There’s a very funny New York Times story on Kraft mounting a major advertising campaign for Kraft Singles, which have suffered—if that’s the word—declining sales in recent years. Kraft isn’t reviving its FTC-violating ads, which juxtaposed a Single and a glass of milk and claimed that each cheese slice contained “five ounces of milk” (a judge pointed out, very dryly, that the ads contained false “calcium superiority and milk equivalency claims”). Instead, the company has launched a campaign “to the glorification of the grilled cheese sandwich” by pushing the theme “Have a happy sandwich.”
Happily, I’m not making this up. Apparently, selling Kraft Singles on their “functional benefits” wasn’t working anymore; the advertising had to have an “emotional level.” Hence: the happy sandwich. But don’t dump your Prozac yet. The “global executive creative director” from the company that’s handling the account, Nitro, explains that there’s a strict time limit on that happiness:
‘We’re not promising happiness; no brand can,’ Ms. Delaney said. ‘What we’re promising is that for the three or four minutes you’re having a Kraft grilled cheese sandwich, you’re happy.’
So that’s what that feeling was.
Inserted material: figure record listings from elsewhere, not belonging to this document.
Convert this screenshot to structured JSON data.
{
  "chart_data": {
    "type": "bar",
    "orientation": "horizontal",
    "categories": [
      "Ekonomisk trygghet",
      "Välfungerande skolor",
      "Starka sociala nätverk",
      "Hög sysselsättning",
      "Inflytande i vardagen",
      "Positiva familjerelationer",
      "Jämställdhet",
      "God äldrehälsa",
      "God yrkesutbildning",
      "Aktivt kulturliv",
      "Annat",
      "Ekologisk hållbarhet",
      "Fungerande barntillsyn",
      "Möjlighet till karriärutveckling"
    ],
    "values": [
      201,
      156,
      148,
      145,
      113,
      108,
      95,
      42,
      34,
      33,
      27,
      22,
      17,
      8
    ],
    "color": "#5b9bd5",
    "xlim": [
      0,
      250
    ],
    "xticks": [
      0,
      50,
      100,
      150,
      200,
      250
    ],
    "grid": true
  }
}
The campaign is based on the inevitable MySpace contest: Users will “create video clips that celebrate grilled cheese”; the winner gets $50,000 but, confusingly, no cheese. Competition thus far is less than intense: The MySpace page includes the poignant sentence, “Kraft has 1 friends.” (Tom, 31, Santa Monica.) Kraft itself turns out to be 17, male, and a resident of the United States—and also, not to boast, in my extended network.